À cet égard, nous appelons le CPS de l’UA à :
– mettre fin à la violence et renforcer les efforts de maintien de la paix : les gouvernements de la RDC et du Rwanda, ainsi que le M23 et les autres groupes armés, dont les FDLR, doivent immédiatement cesser les hostilités et s’engager à dialoguer - les forces de maintien de la paix existantes doivent être dotées de ressources suffisantes et d’un mandat clair pour protéger les civil·es, sécuriser les couloirs humanitaires et protéger les défenseurs des droits humains ;
– protéger et soutenir les défenseur·es des droits humains et la société civile : les défenseur·es des droits humains et les organisations de la société civile jouent un rôle essentiel dans les efforts de consolidation de la paix et pour établir les responsabilités ; l’UA doit veiller à leur protection et à leur pleine participation à toutes les étapes de la résolution des conflits et après les conflits ; des mécanismes sûrs doivent être mis en place pour les aider à documenter les violations et à plaider en faveur de la justice, de la vérité et des réparations pour les victimes ; la société civile doit être activement impliquée dans les efforts de médiation et de reconstruction afin de garantir une paix durable ;
– veiller à ce que les auteurs de violations des droits humains et du droit humanitaire international rendent compte de leurs actes : lorsque la mission d’établissement des faits de l’UA est mise en place et qu’elle constate que des violations ont été commises, veiller à ce que les responsabilités soient établies, notamment en ce qui concerne les violences sexuelles et sexistes, dans le cadre des mécanismes de l’UA en matière de droits humains et de responsabilité qui permettent une participation significative des victimes et des survivant·es et un engagement avec la société civile, afin que les auteur·es répondent de leurs actes ;
– faciliter l’aide humanitaire et le passage en toute sécurité des civil·es : les couloirs humanitaires doivent être sécurisés pour permettre à l’aide d’atteindre les populations touchées et de faire en sorte que les civil·es puissent fuir la violence en toute sécurité ; l’UA devrait collaborer avec les organisations humanitaires pour éliminer les obstacles qui empêchent l’acheminement d’une aide essentielle ;
– protéger et autonomiser les femmes : des mesures de protection spécifiques pour les femmes et les filles doivent être mises en œuvre, notamment des zones sûres, l’accès aux soins de santé et un soutien psychosocial pour les survivant·es de la violence sexuelle et sexiste ; les femmes doivent être associées aux négociations de paix, à la résolution des conflits et à la phase post-conflit afin que leur voix soit représentée dans la prise de décision.

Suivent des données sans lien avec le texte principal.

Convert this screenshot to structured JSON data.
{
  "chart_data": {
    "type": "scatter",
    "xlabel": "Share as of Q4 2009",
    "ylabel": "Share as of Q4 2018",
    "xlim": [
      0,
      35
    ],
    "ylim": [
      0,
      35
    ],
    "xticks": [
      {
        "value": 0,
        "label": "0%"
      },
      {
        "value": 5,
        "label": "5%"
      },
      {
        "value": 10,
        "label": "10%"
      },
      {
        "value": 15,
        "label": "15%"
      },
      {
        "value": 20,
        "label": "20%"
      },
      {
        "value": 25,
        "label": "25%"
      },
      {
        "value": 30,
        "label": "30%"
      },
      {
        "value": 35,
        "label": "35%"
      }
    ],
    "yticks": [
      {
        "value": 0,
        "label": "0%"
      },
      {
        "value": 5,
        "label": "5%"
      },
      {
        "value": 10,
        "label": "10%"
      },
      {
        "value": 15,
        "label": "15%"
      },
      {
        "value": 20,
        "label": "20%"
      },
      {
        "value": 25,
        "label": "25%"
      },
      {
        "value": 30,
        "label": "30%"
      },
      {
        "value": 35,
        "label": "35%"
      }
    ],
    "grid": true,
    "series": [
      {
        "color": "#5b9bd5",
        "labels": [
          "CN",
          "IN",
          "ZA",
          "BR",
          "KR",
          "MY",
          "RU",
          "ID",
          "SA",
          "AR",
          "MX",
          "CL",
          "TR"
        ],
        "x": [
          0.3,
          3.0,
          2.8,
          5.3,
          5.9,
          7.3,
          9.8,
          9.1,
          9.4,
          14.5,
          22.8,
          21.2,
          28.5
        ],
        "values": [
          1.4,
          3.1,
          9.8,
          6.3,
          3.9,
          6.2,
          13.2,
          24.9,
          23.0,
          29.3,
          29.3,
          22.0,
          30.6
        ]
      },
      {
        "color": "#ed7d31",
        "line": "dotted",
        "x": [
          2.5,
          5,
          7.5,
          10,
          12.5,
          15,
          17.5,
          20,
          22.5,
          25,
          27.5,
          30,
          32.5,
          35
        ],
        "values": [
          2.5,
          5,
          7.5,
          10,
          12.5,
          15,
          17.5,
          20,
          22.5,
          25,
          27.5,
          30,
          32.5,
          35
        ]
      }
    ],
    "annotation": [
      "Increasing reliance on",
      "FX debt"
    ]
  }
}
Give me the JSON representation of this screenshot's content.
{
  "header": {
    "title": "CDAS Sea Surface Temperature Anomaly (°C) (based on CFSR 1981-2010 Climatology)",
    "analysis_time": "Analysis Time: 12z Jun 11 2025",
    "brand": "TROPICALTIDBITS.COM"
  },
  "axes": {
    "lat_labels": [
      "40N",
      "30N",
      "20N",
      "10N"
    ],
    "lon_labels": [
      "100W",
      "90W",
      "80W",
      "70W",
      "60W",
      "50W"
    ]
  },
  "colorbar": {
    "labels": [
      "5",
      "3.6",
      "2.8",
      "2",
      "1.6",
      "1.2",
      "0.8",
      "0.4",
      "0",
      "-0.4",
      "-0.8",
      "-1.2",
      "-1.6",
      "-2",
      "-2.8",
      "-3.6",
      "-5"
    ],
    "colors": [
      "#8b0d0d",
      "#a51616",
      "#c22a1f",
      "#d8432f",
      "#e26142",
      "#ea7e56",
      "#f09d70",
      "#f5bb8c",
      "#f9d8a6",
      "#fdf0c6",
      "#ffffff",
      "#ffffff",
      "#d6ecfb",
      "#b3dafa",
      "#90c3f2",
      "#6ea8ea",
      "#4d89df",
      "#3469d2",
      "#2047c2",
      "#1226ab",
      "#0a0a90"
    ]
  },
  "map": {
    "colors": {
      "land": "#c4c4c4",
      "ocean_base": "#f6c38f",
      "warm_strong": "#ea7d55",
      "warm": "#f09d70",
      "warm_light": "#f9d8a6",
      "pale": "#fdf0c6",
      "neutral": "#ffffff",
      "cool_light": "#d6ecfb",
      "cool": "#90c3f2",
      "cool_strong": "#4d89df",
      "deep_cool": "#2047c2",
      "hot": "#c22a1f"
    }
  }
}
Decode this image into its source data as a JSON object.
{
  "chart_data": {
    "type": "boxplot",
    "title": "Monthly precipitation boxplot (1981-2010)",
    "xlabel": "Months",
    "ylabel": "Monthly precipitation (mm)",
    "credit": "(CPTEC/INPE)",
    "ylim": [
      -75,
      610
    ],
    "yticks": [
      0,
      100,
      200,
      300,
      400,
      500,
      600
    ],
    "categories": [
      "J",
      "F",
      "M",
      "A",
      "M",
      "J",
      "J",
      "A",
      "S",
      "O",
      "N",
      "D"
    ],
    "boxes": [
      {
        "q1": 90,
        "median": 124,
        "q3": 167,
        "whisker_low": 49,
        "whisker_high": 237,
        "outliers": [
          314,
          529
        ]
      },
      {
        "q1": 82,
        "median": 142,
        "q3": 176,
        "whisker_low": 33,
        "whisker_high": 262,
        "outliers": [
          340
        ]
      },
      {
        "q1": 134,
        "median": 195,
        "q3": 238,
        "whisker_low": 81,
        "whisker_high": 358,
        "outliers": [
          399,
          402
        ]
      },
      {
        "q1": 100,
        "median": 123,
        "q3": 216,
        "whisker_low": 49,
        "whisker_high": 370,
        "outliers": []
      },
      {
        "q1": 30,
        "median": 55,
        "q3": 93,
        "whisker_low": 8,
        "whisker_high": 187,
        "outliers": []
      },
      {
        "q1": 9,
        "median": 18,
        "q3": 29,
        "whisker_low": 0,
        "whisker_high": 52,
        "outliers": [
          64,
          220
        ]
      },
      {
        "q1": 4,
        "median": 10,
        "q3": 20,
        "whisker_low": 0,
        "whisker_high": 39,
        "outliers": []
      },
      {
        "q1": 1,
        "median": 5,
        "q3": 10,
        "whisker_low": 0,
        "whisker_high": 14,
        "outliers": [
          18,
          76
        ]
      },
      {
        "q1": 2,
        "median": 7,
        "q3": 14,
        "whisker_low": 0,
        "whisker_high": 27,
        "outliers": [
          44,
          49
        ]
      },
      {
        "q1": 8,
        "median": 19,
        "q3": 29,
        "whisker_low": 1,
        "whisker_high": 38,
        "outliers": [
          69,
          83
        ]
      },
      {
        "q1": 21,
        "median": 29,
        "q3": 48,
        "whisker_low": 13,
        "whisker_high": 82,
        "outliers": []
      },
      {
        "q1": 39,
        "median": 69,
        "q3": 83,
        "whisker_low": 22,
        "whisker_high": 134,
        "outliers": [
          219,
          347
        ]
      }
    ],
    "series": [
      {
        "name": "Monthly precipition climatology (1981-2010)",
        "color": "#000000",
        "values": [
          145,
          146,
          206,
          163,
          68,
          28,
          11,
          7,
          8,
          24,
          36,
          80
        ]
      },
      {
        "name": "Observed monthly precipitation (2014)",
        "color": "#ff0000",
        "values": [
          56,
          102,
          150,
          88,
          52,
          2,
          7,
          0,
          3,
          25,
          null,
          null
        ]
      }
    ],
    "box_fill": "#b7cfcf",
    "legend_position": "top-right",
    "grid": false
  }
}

Bien que nous reconnaissions les efforts déployés par l’UA et ses partenaires jusqu’à présent, il est clair que l’ampleur de la crise exige des mesures immédiates et plus globales. Nous soumettons respectueusement notre appel le plus ferme à une action urgente et attendons sincèrement votre réponse décisive.
Nous vous prions d’agréer, Excellences, l’expression de nos salutations distinguées.